I had once set my dad’s garden compost dump on fire. One of my favorite evening activities on no-cricket days was to gather a bunch of kids, go to the jungle nearby, collect some firewood and have a bon fire. Even on a lot of cricket days, we would collect some firewood lying here and there on the playground and set it on fire and sit around it and discuss the day’s play and leofy each other.

The ‘Ravanas’ that I made on Dussera consisted of a heap of firewood. Some kids would gather in their curiosity as I would set it ablaze. And these were big, roaring fires. I remember on one Dushera two girls hugging each other in fright that the Ravana kind of scared them.

But the Holika I had never ventured to make.

There used to be a ‘Vikas Samiti’ of the colony. Some of the residents had had differences with the people running this Samiti and as a result they had rebelled and floated their own parallel Samiti. There was a mutual one-upmanship between these two committees. The rebels had had their own temple constructed. They even had their own Holika Dehen. The members of the two groups did not go to each others’ Mandir or Holika Dehen. We kids, though, were exempted from this unwritten, unspoken rule.

The Holika Dehen used to be a sort of a show of strength of the two warring factions. Whoever had the higher Holika, or the larger crowd in attendance, naturally scored a psychological point over the other. I think this was one of the major reasons behind people making Holika with so much zeal.

It was in this background, that in class IX I decided that enough had been enough. That groups could continue fighting and politicizing the Holika. But this time there will at least be one Holika free of politics and guided by the noble principles of good triumphing over evil burning bright in this colony. And that that would be mine.

(Truth be told, I decided that my instincts of making a high heap of firewood and the pleasure of setting it on fire will no longer be stifled by colony politics. I will be making one. And I don’t care if others make higher. As long as I set on fire mine.)

So a few days before Holika Dehen, I set about making my Holika. There were two large plots vacant between our and our nearest neighbours, the Khoslas’ home. That was chosen as the venue. Alongwith a friend of mine, who used to do domestic work for the Khoslas, I collected firewood. Wood was in inexhaustible supply from the nearby thorn jungles and from the vacant plots of the colony. But handling it was tricky. These weren’t straight logs of wood, but thorny bushes. Curved, twisted, and well, full of thorns. However much you cut the branches, you really could not have a straight ‘log’ of wood. Therefore, the irregular shaped bushes were all that we had to make do with. We dug a small pit, inserted the base of the thorny branches inside and firmly filled the pit with earth and water. This now looked like a proper cone, a giant 10-12 feet high flowerpot actually, rather than the inverted cone that Holikas are supposed to be like. To give it a more proper structure, we put branches around its sides. Twigs and hay were brought in. Finally, the Holika started looking somewhat like a bucket.
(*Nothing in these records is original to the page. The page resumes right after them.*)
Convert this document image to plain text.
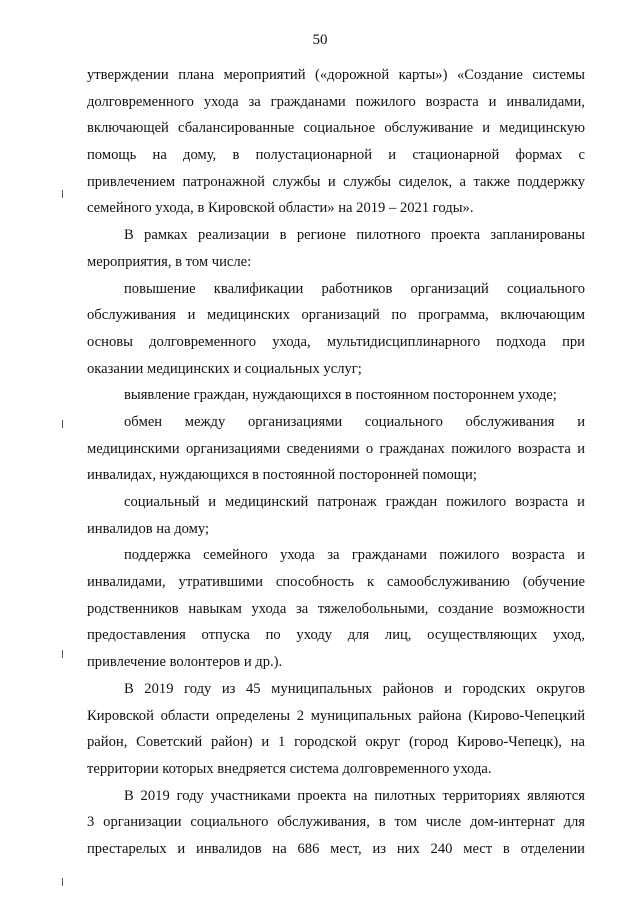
50
утверждении плана мероприятий («дорожной карты») «Создание системы
долговременного ухода за гражданами пожилого возраста и инвалидами,
включающей сбалансированные социальное обслуживание и медицинскую
помощь на дому, в полустационарной и стационарной формах с
привлечением патронажной службы и службы сиделок, а также поддержку
семейного ухода, в Кировской области» на 2019 – 2021 годы».
В рамках реализации в регионе пилотного проекта запланированы
мероприятия, в том числе:
повышение квалификации работников организаций социального
обслуживания и медицинских организаций по программа, включающим
основы долговременного ухода, мультидисциплинарного подхода при
оказании медицинских и социальных услуг;
выявление граждан, нуждающихся в постоянном постороннем уходе;
обмен между организациями социального обслуживания и
медицинскими организациями сведениями о гражданах пожилого возраста и
инвалидах, нуждающихся в постоянной посторонней помощи;
социальный и медицинский патронаж граждан пожилого возраста и
инвалидов на дому;
поддержка семейного ухода за гражданами пожилого возраста и
инвалидами, утратившими способность к самообслуживанию (обучение
родственников навыкам ухода за тяжелобольными, создание возможности
предоставления отпуска по уходу для лиц, осуществляющих уход,
привлечение волонтеров и др.).
В 2019 году из 45 муниципальных районов и городских округов
Кировской области определены 2 муниципальных района (Кирово-Чепецкий
район, Советский район) и 1 городской округ (город Кирово-Чепецк), на
территории которых внедряется система долговременного ухода.
В 2019 году участниками проекта на пилотных территориях являются
3 организации социального обслуживания, в том числе дом-интернат для
престарелых и инвалидов на 686 мест, из них 240 мест в отделении
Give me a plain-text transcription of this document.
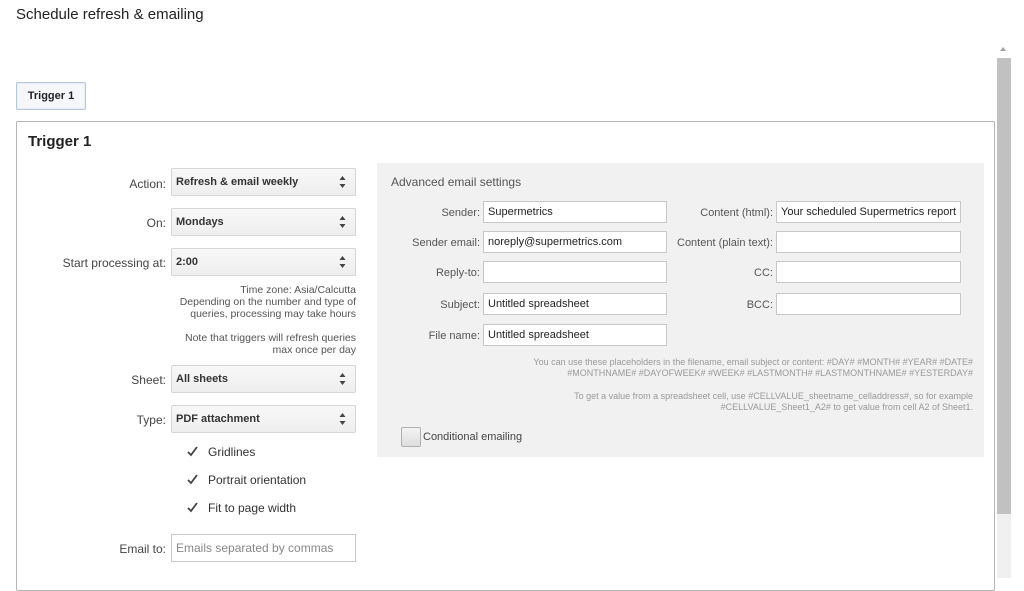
Schedule refresh & emailing
Trigger 1
Trigger 1
Action: Refresh & email weekly
On: Mondays
Start processing at: 2:00
Time zone: Asia/Calcutta
Depending on the number and type of
queries, processing may take hours
Note that triggers will refresh queries
max once per day
Sheet: All sheets
Type: PDF attachment
Gridlines
Portrait orientation
Fit to page width
Email to: Emails separated by commas
Advanced email settings
Sender: Supermetrics
Sender email: noreply@supermetrics.com
Reply-to:
Subject: Untitled spreadsheet
File name: Untitled spreadsheet
Content (html): Your scheduled Supermetrics report
Content (plain text):
CC:
BCC:
You can use these placeholders in the filename, email subject or content: #DAY# #MONTH# #YEAR# #DATE#
#MONTHNAME# #DAYOFWEEK# #WEEK# #LASTMONTH# #LASTMONTHNAME# #YESTERDAY#
To get a value from a spreadsheet cell, use #CELLVALUE_sheetname_celladdress#, so for example
#CELLVALUE_Sheet1_A2# to get value from cell A2 of Sheet1.
Conditional emailing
All this hadn’t been done without any political intervention from the powers that be of the colony. I had assumed that the exemption granted to the kids in visiting Mandirs and Holikas of the other group extended to even actually building a Holika. Thinking along the same lines, my parents had only hesitatingly given their permission. But we had been mistaken. There had been an intervention and taunts by some people of the opposing camp while we were making the Holika. There were some murmurings in the colony suggesting that ‘that’ side was preparing two Holikas instead of one this time around as a show of their strength, and that they had stooped down to the level of involving their children to pass it off as a ‘children’s game’ so that nobody could raise a finger. These were stray voices, but they were there. Nevertheless, most people were happy with our effort.

On Holika dehen day, a dozen odd people turned up to watch our Holika burn.

And luck, or lack of skill would have to have it. On the Holi day, the Holika did not burn.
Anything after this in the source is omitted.